The Organization of Petroleum Exporting Countries (OPEC) has revealed that the Dangote Petroleum Refinery will lower petrol prices and stabilise Nigeria’s petroleum supply market by the time it operates at full capacity.
This is contained in OPEC’s Monthly Oil Market Report (MOMR) for February 2025 seen by Energy in Africa.
The report highlights that at a full production capacity of 650,000 barrels per day, the Dangote refinery can significantly diminish Nigeria’s longstanding dependence on imported refined fuels.
“The oil sector remains central to the economy, and the Dangote Refinery reaching full production capacity should help stabilize the petroleum product supply and possibly lower petrol prices. While inflation remains high, early signs of cooling have emerged, partly due to base effects from the naira’s devaluation,” OPEC report says.
A few days ago, Edwin Devakumar, the refinery’s vice president, announced that the Lagos-based petrochemical plant currently running at 85% capacity, is expected to reach its full 650,000 bpd output by March.
“We have overcome initial challenges and are now ready to maximize our output to meet both domestic and international demands,” Edwin said.
The Dangote Refinery can produce nearly 90 million litres of petrol per day—far exceeding Nigeria’s daily consumption of about 50 million litres.
In a strategic move to provide economic relief, the refinery recently reduced the ex-depot price of petrol from N950 to N890 per liter. This decision reflects favorable developments in the global energy sector and a notable decline in international crude oil prices.

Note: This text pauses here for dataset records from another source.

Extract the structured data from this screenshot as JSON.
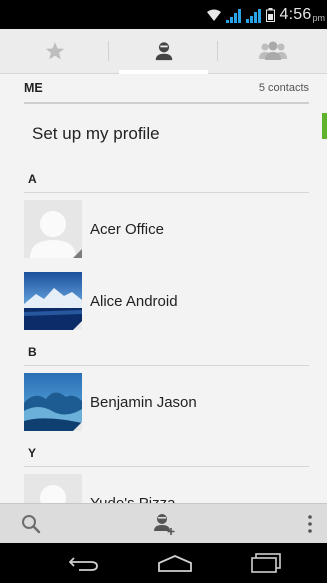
{
  "status_bar": {
    "time": "4:56",
    "ampm": "pm"
  },
  "tabs": [
    {
      "name": "favorites",
      "icon": "star-icon",
      "active": false
    },
    {
      "name": "contacts",
      "icon": "person-icon",
      "active": true
    },
    {
      "name": "groups",
      "icon": "group-icon",
      "active": false
    }
  ],
  "me_section": {
    "label": "ME",
    "count": "5 contacts"
  },
  "profile": {
    "setup_label": "Set up my profile"
  },
  "sections": [
    {
      "letter": "A",
      "contacts": [
        "Acer Office",
        "Alice Android"
      ]
    },
    {
      "letter": "B",
      "contacts": [
        "Benjamin Jason"
      ]
    },
    {
      "letter": "Y",
      "contacts": [
        "Yudo's Pizza"
      ]
    }
  ],
  "action_bar": {
    "search_icon": "search-icon",
    "add_contact_icon": "add-contact-icon",
    "menu_icon": "overflow-menu-icon"
  },
  "nav_bar": {
    "back": "back-icon",
    "home": "home-icon",
    "recents": "recents-icon"
  },
  "colors": {
    "accent_green": "#5fb22b",
    "signal_blue": "#2aa4e8"
  }
}
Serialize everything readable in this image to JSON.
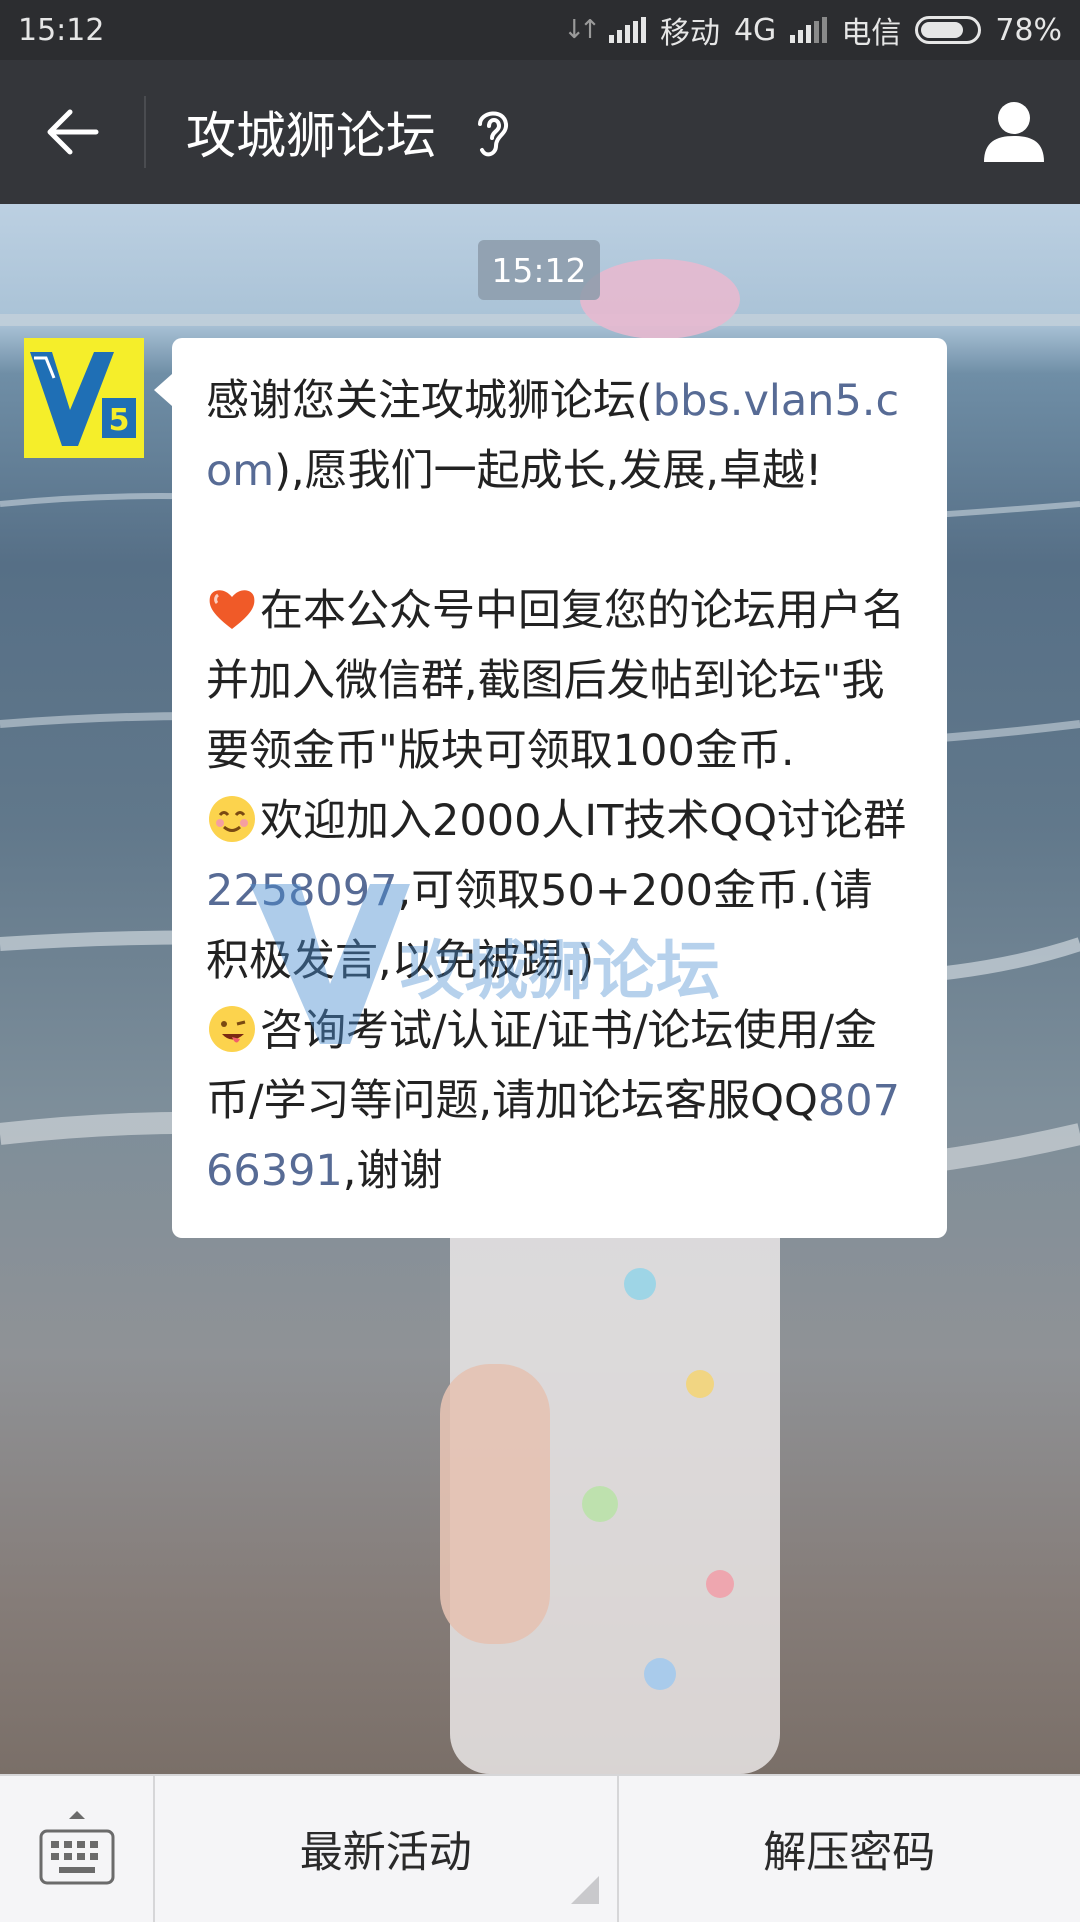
{
  "status_bar": {
    "time": "15:12",
    "carrier1": "移动",
    "network": "4G",
    "carrier2": "电信",
    "battery": "78%",
    "battery_level": 0.78
  },
  "nav": {
    "title": "攻城狮论坛",
    "back_icon": "arrow-left-icon",
    "mode_icon": "ear-icon",
    "profile_icon": "person-icon"
  },
  "chat": {
    "timestamp": "15:12",
    "avatar_text": "V5",
    "message": {
      "p1_a": "感谢您关注攻城狮论坛(",
      "p1_link": "bbs.vlan5.com",
      "p1_b": "),愿我们一起成长,发展,卓越!",
      "p2": "在本公众号中回复您的论坛用户名并加入微信群,截图后发帖到论坛\"我要领金币\"版块可领取100金币.",
      "p3_a": "欢迎加入2000人IT技术QQ讨论群",
      "p3_link": "2258097",
      "p3_b": ",可领取50+200金币.(请积极发言,以免被踢.)",
      "p4_a": "咨询考试/认证/证书/论坛使用/金币/学习等问题,请加论坛客服QQ",
      "p4_link": "80766391",
      "p4_b": ",谢谢"
    },
    "watermark_brand": "攻城狮论坛",
    "watermark_logo": "V5"
  },
  "bottom_menu": {
    "keyboard_icon": "keyboard-icon",
    "items": [
      "最新活动",
      "解压密码"
    ]
  },
  "colors": {
    "link": "#576b95",
    "nav_bg": "#34363a",
    "avatar_bg": "#f5ee2a"
  }
}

OPEC acknowledged the refinery’s impact on global fuel markets, noting that its production has significantly reduced Nigeria’s reliance on imported petrol.
Data from Vortexa Ltd. and compiled by Bloomberg reveals that Nigeria’s import of petrol has plunged to an eight-year low as the Dangote ramps up production.
Also, the organization projects capacity additions and petrochemical margins to continue to contribute to oil demand growth. In terms of products, jet/kerosene is expected to drive oil demand, followed by gasoline, LPG, diesel and naphtha.
The oil cartel projects global oil demand to rise by 1.4 million barrels per day (mb/d) in 2025, maintaining its previous forecast. It expects a 1.3 mb/d year-on-year increase, largely driven by demand from China, along with Other Asia, India, the Middle East, and Latin America.
The full operationalization of the Dangote refinery marks a pivotal shift in Nigeria’s energy landscape, promising enhanced energy security and economic benefits for the nation.
However, the entry of Dangote Refinery into the market has intensified competition, particularly with the Nigerian National Petroleum Company (NNPC) Ltd., which previously dominated petrol supply in the country. This competition has led to a cold price war between the two players.
Industry analysts anticipate that the refinery’s full-scale operations will lead to more competitive petrol pricing in Nigeria. An energy market analyst commented, “The increased local production capacity is expected to stabilize supply and potentially lower fuel prices for consumers.”
The OPEC report highlighted the oil sector’s key role in Nigeria’s economy, noting a 3.5% year-on-year growth in the third quarter of 2024.